- Presented by: Tony Robinson
- Country of origin: United Kingdom
- Original language: English
- No. of series: 7
- No. of episodes: 86

Production
- Producer: BBC
- Running time: 25–30 minutes

Original release
- Network: BBC
- Release: 17 March 1990 – 11 May 1996

Related
- Rolf Harris Cartoon Time

= Stay Tooned! (TV programme) =

Television series

Stay Tooned! is a British television programme which aired on BBC from 17 March 1990 to 11 May 1996. The programme is presented by Tony Robinson, in which he discusses in detail and explains in depth cartoon characters, and the people and studios behind the cartoons, as well as looks over the history of cartoons.

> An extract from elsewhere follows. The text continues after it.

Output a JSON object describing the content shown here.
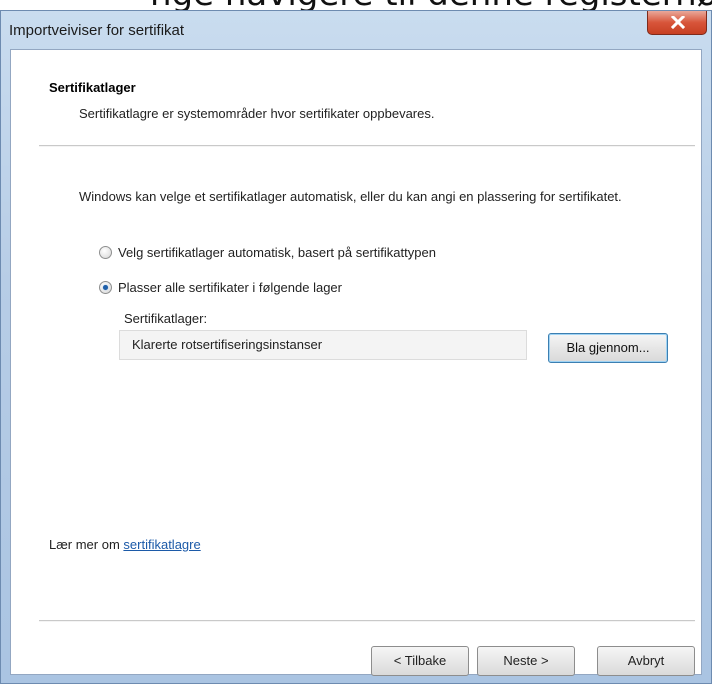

Unlike Rolf Harris Cartoon Time, in which Harris performed as filler between the cartoons, Tony Robinson tried to provide greater detail about the particular topic on which he would focus each week. This meant that the range of depth of the series went beyond run of the mill classics, and on occasion featured more obscure cartoons including Betty Boop, Animal Farm, and those made by independent producers.

==Censored toons==
For one of the episodes, they looked at censored cartoons from over the years and included broadcast of Tin Pan Alley Cats and Angel Puss.

==Episodes==
Over the course of each year, episodes would broadcast when appropriate slots were available on Saturday or Sunday Tea time slot.

- 1990: 22 episodes
- 1991: 20 episodes
- 1992: 13 episodes
- 1993: 12 episodes
- 1994: 6 episodes
- 1995: 8 episodes
- 1996: 13 April – 11 May 1996 5 Episodes

20 Episodes were repeated on Sunday Mornings on BBC Two during 1997.